# U know me, more shots



## Osiris (Jan 18, 2005)

^^^^^^^That's the g/f's lol


----------



## Georgia Peach (Sep 23, 2005)

wow! nice pics! What is that second fish??


----------



## AshleytheGreat (Jul 24, 2005)

Its some kind of shell dweller cichlid


----------



## Guest (Nov 1, 2005)

my god, those are beautiful pics!  ive always wondered...how are u getting such good pics of you cichlids and how do you put them on that black background?


----------



## Fishboy93 (Jun 11, 2005)

Photoshop??


----------



## Georgia Peach (Sep 23, 2005)

experience, Im sure


----------



## fishfreaks (Jan 19, 2005)

Nice shots MP!! Your g/f's betta looks like mine :-D


----------



## fishboy (Feb 26, 2005)

lol i read your loading tags, something like bettaugly.jpg. I take it your not crazy about the betta then, eh?


----------



## Meeocky (Sep 7, 2005)

Nice shots! They're very nice!


----------



## wildtiger (Jun 8, 2005)

It took me a few minutes of sitting and looking at pic 5 but I finally saw them! Awww they are adorable. Nothing like baby bristle kids. 

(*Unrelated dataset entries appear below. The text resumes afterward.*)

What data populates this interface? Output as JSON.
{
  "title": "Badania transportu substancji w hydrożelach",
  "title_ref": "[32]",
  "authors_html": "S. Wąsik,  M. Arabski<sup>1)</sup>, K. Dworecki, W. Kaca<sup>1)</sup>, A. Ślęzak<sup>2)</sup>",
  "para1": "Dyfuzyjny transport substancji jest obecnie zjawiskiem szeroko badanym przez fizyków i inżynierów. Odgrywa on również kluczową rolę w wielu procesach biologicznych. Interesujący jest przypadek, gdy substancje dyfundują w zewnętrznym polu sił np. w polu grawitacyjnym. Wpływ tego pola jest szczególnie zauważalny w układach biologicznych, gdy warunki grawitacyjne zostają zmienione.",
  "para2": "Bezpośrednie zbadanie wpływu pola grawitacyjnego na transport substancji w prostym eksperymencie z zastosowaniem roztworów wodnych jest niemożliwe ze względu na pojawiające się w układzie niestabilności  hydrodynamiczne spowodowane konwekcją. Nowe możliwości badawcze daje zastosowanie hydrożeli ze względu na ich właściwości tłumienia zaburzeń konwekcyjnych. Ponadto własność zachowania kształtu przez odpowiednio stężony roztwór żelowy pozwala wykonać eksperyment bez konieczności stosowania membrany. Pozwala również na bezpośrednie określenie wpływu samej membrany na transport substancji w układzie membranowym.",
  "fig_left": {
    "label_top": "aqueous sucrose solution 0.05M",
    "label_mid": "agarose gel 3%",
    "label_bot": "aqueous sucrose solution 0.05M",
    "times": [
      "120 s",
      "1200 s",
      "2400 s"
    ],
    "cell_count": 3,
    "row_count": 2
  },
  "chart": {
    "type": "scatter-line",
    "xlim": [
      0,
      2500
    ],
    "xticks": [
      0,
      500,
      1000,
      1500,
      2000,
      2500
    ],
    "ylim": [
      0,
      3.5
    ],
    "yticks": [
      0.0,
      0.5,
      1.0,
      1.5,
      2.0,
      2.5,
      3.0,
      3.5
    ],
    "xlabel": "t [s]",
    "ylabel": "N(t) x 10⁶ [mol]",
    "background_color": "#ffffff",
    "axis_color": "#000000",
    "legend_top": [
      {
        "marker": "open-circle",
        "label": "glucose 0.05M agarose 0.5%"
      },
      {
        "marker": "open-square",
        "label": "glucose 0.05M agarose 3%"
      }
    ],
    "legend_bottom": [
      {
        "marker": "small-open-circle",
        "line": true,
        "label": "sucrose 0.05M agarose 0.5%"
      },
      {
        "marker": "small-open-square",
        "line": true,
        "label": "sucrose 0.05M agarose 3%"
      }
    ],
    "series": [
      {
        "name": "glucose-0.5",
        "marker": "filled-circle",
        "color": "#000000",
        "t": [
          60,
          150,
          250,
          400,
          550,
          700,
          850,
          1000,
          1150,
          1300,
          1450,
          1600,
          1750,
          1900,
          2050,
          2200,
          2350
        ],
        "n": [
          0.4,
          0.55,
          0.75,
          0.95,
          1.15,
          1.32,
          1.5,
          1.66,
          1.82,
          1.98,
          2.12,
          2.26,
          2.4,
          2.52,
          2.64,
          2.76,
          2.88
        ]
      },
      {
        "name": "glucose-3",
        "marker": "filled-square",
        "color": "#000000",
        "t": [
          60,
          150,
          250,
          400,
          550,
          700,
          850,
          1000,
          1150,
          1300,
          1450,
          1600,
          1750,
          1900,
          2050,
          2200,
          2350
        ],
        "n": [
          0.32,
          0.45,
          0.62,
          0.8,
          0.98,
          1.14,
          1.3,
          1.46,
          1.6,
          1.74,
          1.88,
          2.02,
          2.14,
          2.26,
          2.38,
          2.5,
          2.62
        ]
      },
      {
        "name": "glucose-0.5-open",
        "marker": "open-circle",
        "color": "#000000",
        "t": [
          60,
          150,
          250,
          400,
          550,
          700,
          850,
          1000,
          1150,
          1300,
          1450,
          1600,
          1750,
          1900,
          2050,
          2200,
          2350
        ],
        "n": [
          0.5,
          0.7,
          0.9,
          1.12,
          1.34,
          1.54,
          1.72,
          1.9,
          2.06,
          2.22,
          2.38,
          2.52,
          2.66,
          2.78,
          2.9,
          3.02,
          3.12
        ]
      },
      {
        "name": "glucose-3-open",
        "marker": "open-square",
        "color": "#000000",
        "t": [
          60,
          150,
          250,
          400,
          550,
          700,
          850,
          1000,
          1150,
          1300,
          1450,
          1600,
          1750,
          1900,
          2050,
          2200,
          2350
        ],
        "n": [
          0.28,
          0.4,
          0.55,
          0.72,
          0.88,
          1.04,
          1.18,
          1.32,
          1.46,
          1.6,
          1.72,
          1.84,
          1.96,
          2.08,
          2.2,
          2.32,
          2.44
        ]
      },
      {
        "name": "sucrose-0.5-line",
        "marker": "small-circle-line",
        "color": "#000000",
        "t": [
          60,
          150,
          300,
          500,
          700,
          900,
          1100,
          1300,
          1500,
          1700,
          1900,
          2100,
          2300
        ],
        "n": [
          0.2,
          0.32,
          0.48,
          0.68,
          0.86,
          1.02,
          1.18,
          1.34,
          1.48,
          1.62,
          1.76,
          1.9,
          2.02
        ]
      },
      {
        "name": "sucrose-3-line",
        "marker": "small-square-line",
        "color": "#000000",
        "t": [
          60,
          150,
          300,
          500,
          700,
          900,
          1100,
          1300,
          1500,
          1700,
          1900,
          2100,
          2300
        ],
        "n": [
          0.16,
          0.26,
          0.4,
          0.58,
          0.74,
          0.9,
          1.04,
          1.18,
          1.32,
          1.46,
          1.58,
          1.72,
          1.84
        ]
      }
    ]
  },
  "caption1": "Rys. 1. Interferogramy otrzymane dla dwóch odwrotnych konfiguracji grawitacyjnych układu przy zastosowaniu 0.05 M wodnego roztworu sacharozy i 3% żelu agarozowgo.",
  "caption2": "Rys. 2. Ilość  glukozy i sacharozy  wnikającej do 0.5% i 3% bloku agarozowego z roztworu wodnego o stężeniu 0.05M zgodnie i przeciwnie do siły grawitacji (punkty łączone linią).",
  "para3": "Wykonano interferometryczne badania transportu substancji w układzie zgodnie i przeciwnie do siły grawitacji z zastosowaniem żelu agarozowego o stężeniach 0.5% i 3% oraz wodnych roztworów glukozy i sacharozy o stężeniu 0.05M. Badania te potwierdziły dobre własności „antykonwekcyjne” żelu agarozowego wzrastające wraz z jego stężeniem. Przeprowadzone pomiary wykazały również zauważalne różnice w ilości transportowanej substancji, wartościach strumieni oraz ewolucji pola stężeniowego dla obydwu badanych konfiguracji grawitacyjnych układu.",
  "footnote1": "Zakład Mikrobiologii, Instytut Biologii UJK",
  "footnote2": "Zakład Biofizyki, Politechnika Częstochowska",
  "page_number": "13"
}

Photos 1, 2 & 6 are spectacular also. Great job!

May I ask what camera you are using?


----------



## Osiris (Jan 18, 2005)

Thanx guys, patience and cropping the photo out onto a black background that we have to erase onto the photos lol time consuming, that's why i dont do it to all my shots.

Couple pics were taken with a kodak easyshare 4.0meg and some with a nikon 7.0 meg camera, more to come!


----------



## igorstshirts.com (Jun 1, 2005)

Nice fish and shots!


----------